Characterization of circRNA-Associated-ceRNA Networks in a Senescence-Accelerated Mouse Prone 8 Brain

Abstract

Alzheimer's disease (AD) is one of the most common neurodegenerative diseases. Although many researchers have attempted to explain the origins of AD, developing an effective strategy in AD clinical therapy is difficult. Recent studies have revealed a potential link between AD and circRNA-associated-ceRNA networks. However, few genome-wide studies have identified the potential circRNA-associated-ceRNA pairs involved in AD. In this study, we systematically explored the circRNA-associated-ceRNA mechanism in a 7-month-old senescence-accelerated mouse prone 8 (SAMP8) model brain through deep RNA sequencing. We obtained 235 significantly dysregulated circRNA transcripts, 30 significantly dysregulated miRNAs, and 1,202 significantly dysregulated mRNAs. We then constructed the most comprehensive circRNA-associated-ceRNA networks in SAMP8 brain. GO analysis revealed that these networks were involved in regulating the development of AD from various angles, for instance, axon terminus (GO: 0043679) and synapse (GO: 0045202). Following rigorous selection, we discovered that the circRNA-associated-ceRNA networks in this AD mouse model were mainly involved in the regulation of Aβ clearance (Hmgb2) and myelin function (Dio2). This research is the first to provide a systematic dissection of circRNA-associated-ceRNA profiling in SAMP8 mouse brain. The selected circRNA-associated-ceRNA networks can profoundly affect the diagnosis and therapy of AD in the future.

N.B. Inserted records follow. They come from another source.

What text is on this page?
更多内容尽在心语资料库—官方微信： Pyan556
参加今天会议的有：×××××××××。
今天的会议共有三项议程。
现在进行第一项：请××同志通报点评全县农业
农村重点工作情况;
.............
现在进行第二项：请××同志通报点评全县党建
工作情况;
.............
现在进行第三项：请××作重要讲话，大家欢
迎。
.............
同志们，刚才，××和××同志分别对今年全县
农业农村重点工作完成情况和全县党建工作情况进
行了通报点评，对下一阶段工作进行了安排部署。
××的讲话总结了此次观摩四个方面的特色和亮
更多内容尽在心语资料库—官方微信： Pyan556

Keywords: Alzheimer’s disease; SAMP8; circRNA-associated-ceRNA.

Figure 1

Memory and Learning Ability Evaluation in the SAMP8 Mouse Model We used the MWM test to evaluate the learning and memory ability in SAMP8 and SAMR1 of 7-month-old mice. (A) Mean escape latency in the hidden platform test. (B) Swimming paths in the probe trial test. (C) Number of crossings in the probe trial test. (D) Time spent in the target quadrant in the probe trial test. (E) Average swimming speeds of mice in the visible-platform test. The data were presented as the mean ± SEM; *p < 0.05.

Figure 2

Cluster Analysis Using a Heatmap (A) Cluster analysis of differentially expressed circRNAs. (B) Cluster analysis of differentially expressed miRNAs. (C) Cluster analysis of differentially expressed mRNAs. Red indicates increased expression, and blue indicates decreased expression.

Figure 3

Validation of Transcript Expression by qPCR between SAMP8 and SAMR1 Mice Mouse β-actin and U6 genes were used as housekeeping internal control. Transcript expression was quantified relative to the expression level of β-actin using the comparative cycle threshold (ΔCT) method. The data were presented as the mean ± SEM (n = 3); *p < 0.05.

Figure 4

circRNA-Associated-ceRNA Networks in SAMP8 Mice The ceRNA networks were based on circRNA-miRNA and miRNA-mRNA interactions. (A) circRNA (up in SAMP8 mice)-miRNA (down in SAMP8 mice)-mRNA (up in SAMP8 mice). (B) circRNA (down in SAMP8 mice)-miRNA (up in SAMP8 mice)-mRNA (down in SAMP8 mice).